Develop your book with a thorough outline
If you want your book never to get published, just start writing.
Off all the problems I observed as a writing professor, a lack of preparation is the biggest. Whether you’re a student or a financial advisor, preparation is essential. Creating an outline is an essential part of writing a book, one that establishes the backbone and structure of your book.
As the saying goes, if you don’t know where you’re going, you’ll never get there. Without a map or a GPS, you won’t arrive at your destination. The same thing holds true with an outline and a book.
On the other hand, when you create a solid outline, you’re much more likely to succeed in publishing your book. You’ll have a road map to guide you and a structure to work through as you actually write your book.
ABCs of outline creation
When creating an outline, each chapter must have an individual focus. That focus must help move the book along from it’s beginning to the conclusion and should also stand alone with enough interesting material to keep the reader moving through the book. Like a college paper, it can be useful to create a thesis statement not just for your book, but also for each chapter. That thesis statement will help anchor your writing and ensure that it stays on track.
As you write your outline, make sure that the topics and sub-topics are distinct. In the early phases of organizing a book, topics can easily ooze into each other. That’s okay at the beginning, when you are still formulating your thoughts. Outlining isn’t a one-time event — it is a process that will evolve as you write.

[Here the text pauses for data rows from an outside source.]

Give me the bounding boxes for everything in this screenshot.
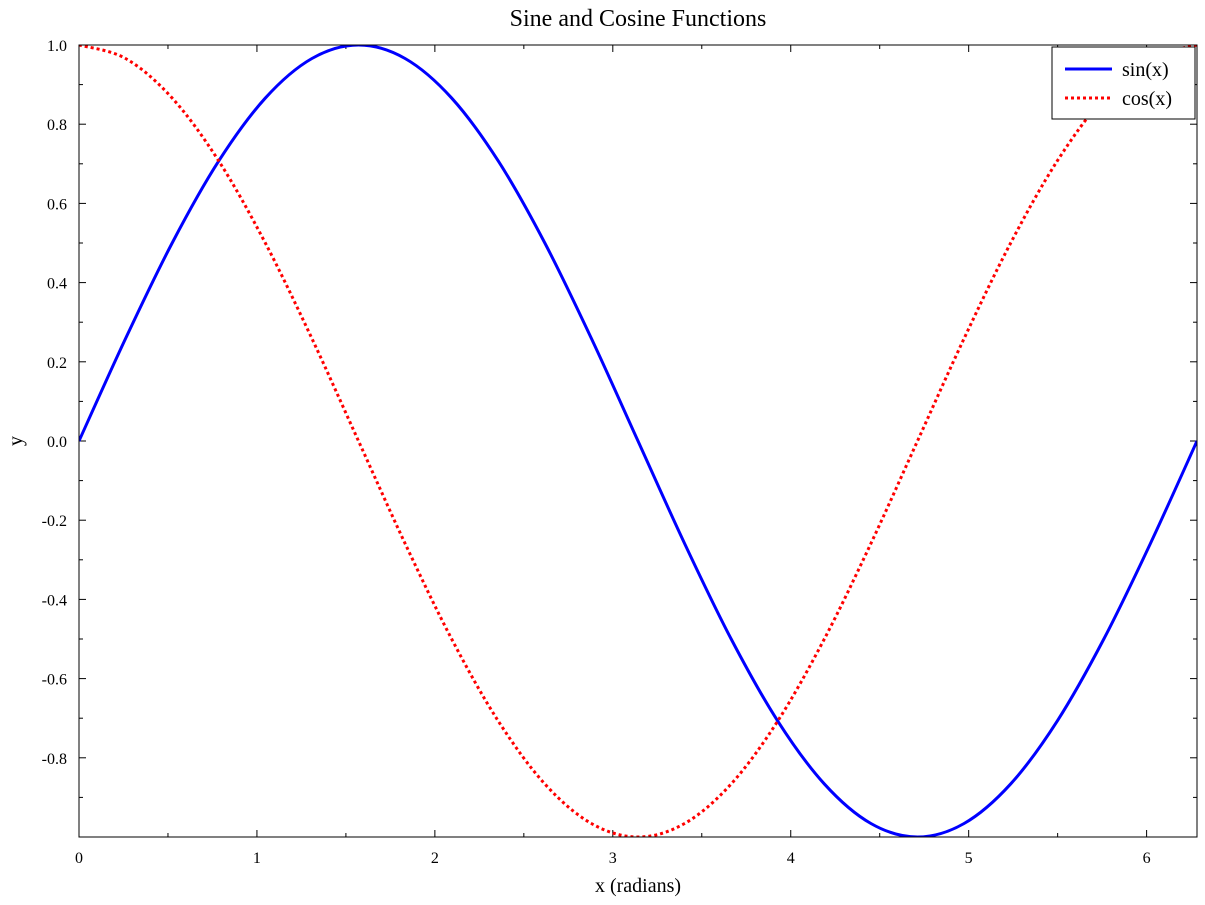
y-tick-label: 0.8 <box>47 117 67 134</box>
legend-box <box>1051 46 1196 120</box>
y-tick-label: -0.4 <box>42 592 67 609</box>
y-tick-label: -0.8 <box>42 751 67 768</box>
y-tick-label: 0.6 <box>47 196 67 213</box>
x-tick-label: 1 <box>253 850 261 867</box>
series-line-sin <box>79 45 1197 837</box>
y-tick-label: 0.2 <box>47 355 67 372</box>
x-tick-label: 5 <box>965 850 973 867</box>
x-axis-label: x (radians) <box>595 875 681 897</box>
y-tick-label: 0.4 <box>47 276 67 293</box>
series-layer <box>79 45 1197 837</box>
legend-label-cos: cos(x) <box>1122 88 1172 110</box>
x-tick-label: 4 <box>787 850 795 867</box>
legend: sin(x) cos(x) <box>1051 46 1196 120</box>
axis-ticks: 0 1 2 3 4 5 6 1.0 0.8 0.6 0.4 0.2 0.0 -0.2 -0.4 -0.6 -0.… <box>42 38 1197 867</box>
y-tick-label: 1.0 <box>47 38 67 55</box>
series-line-cos <box>79 45 1197 837</box>
y-tick-label: -0.2 <box>42 513 67 530</box>
y-tick-label: 0.0 <box>47 434 67 451</box>
plot-frame <box>78 44 1198 838</box>
legend-label-sin: sin(x) <box>1122 59 1169 81</box>
x-tick-label: 6 <box>1143 850 1151 867</box>
y-tick-label: -0.6 <box>42 672 67 689</box>
x-tick-label: 0 <box>75 850 83 867</box>
chart-title: Sine and Cosine Functions <box>510 6 767 32</box>
x-tick-label: 2 <box>431 850 439 867</box>
y-axis-label: y <box>5 436 27 446</box>
x-tick-label: 3 <box>609 850 617 867</box>
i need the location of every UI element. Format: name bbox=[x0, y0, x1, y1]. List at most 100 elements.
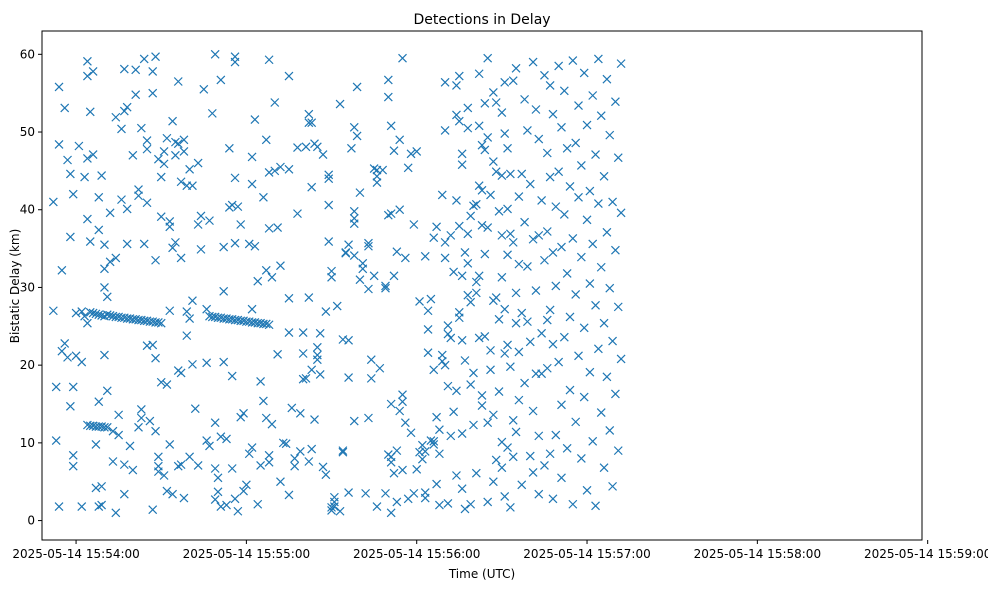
data-point-marker bbox=[381, 281, 390, 291]
data-point-marker bbox=[156, 377, 166, 387]
data-point-marker bbox=[60, 103, 70, 113]
data-point-marker bbox=[88, 308, 98, 318]
data-point-marker bbox=[480, 331, 490, 341]
data-point-marker bbox=[188, 296, 197, 306]
data-point-marker bbox=[216, 502, 226, 512]
data-point-marker bbox=[82, 71, 92, 81]
data-point-marker bbox=[423, 348, 433, 358]
y-axis: 0 10 20 30 40 50 60 bbox=[20, 47, 42, 528]
data-point-marker bbox=[338, 446, 348, 456]
data-point-marker bbox=[111, 253, 121, 263]
data-point-marker bbox=[457, 271, 467, 281]
data-point-marker bbox=[412, 147, 422, 156]
data-point-marker bbox=[349, 219, 359, 229]
data-point-marker bbox=[508, 452, 518, 462]
data-point-marker bbox=[557, 473, 566, 483]
data-point-marker bbox=[364, 241, 373, 251]
data-point-marker bbox=[551, 202, 561, 212]
data-point-marker bbox=[202, 358, 212, 368]
data-point-marker bbox=[395, 135, 405, 145]
data-point-marker bbox=[293, 209, 302, 219]
data-point-marker bbox=[460, 248, 470, 257]
data-point-marker bbox=[486, 365, 495, 375]
data-point-marker bbox=[548, 494, 558, 504]
data-point-marker bbox=[179, 493, 189, 503]
data-point-marker bbox=[366, 355, 376, 365]
chart-title: Detections in Delay bbox=[413, 12, 550, 28]
data-point-marker bbox=[352, 131, 362, 141]
data-point-marker bbox=[471, 468, 481, 478]
data-point-marker bbox=[474, 69, 484, 79]
data-point-marker bbox=[54, 140, 64, 149]
data-point-marker bbox=[383, 210, 393, 220]
data-point-marker bbox=[591, 501, 600, 511]
data-point-marker bbox=[503, 204, 512, 214]
data-point-marker bbox=[261, 135, 271, 145]
data-point-marker bbox=[111, 112, 121, 122]
data-point-marker bbox=[307, 365, 317, 375]
data-point-marker bbox=[236, 220, 246, 229]
data-point-marker bbox=[63, 352, 72, 362]
data-point-marker bbox=[227, 200, 237, 210]
data-point-marker bbox=[258, 192, 268, 202]
data-point-marker bbox=[82, 318, 92, 328]
data-point-marker bbox=[434, 425, 444, 435]
data-point-marker bbox=[582, 485, 592, 495]
data-point-marker bbox=[559, 86, 569, 96]
data-point-marker bbox=[258, 396, 268, 406]
data-point-marker bbox=[571, 290, 581, 299]
data-point-marker bbox=[369, 164, 379, 173]
data-point-marker bbox=[440, 253, 450, 263]
data-point-marker bbox=[80, 172, 90, 182]
data-point-marker bbox=[369, 271, 379, 281]
data-point-marker bbox=[610, 245, 620, 255]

Rarely do I write a book with a financial advisor where the outline stays static through the entire project. In most cases, there are at least two or three versions of an outline. I’ve done as many as nine as the book progresses and the advisor gains more clarity about their processes as well as their clients’ challenges and how their services solve those problems. As the book progresses, it’s easier to see which parts flow together and how best to communicate a narrative in a way that makes the most sense to the reader.
Sometimes the idea of putting an outline together is overwhelming — or at least it seems that way. I recommend blocking off time — an hour or two — and using the brainstorming materials that you assembled when you were sorting through your ideas. If you’re finding it slow going, start doing some Googling about your topic. Read some articles and even some book summaries on Amazon and jot down some notes.
Draw your processes in
Think through the process that you walk prospects through and lean on that in the outline process. What problems and challenges do your prospects bring to you in those get-to-know-you consultations? Introducing them, explaining them and breaking down their potential impact can form the first part of your book. You can also introduce subjects like the fiduciary standard, investment costs and explain how different types of investments work.
Reflect on the process you go through in taking prospects’ hopes, dreams and finances and turning those into financial plan that you will present to those prospects in order to win them as a client. Linking the prospects’ situation, plans and actual finances with the plan takes some explaining, which you do often in your meetings with prospects. That can form the middle section of your book.
The final section of the outline can cover aspects such as risks, implementation and adjusting a financial plan. These are all things that you and your staff do on a daily basis, so breaking that down in outline form shouldn’t be too difficult. Throughout this outlining process, remember that you are dealing with prospects who aren’t sophisticated about financial planning and investing. So, you’ll have to explain the nuts and bolts of how various concepts work — such as sequence of returns risk — and why the client should care about it.
Stay on track
Once you draft the first version of your outline, review it with the reader in mind. As yourself these questions:
• Are these topics that my target reader persona cares about?
• Does the outline flow together, sequentially building to a conclusion?
• Am I clearly presenting the problems that my reader worries about?
• How am I relating the solutions I offer to the problems my reader experiences?
• Will the solutions I’m offering make sense to the reader persona?
• Am I targeting stories, examples and credible evidence towards that persona?
Once you’ve got an outline that you’re comfortable with, the next step is to create a writing schedule. Because you’re a busy professional, you need to commit to a regular writing schedule to ensure that your book gets done. You need to plan on at least three months for the editing, proofreading and formatting process.
Work back from that, consider how much writing you can get done in a week, and then set up your schedule so that you’ll actually do the writing.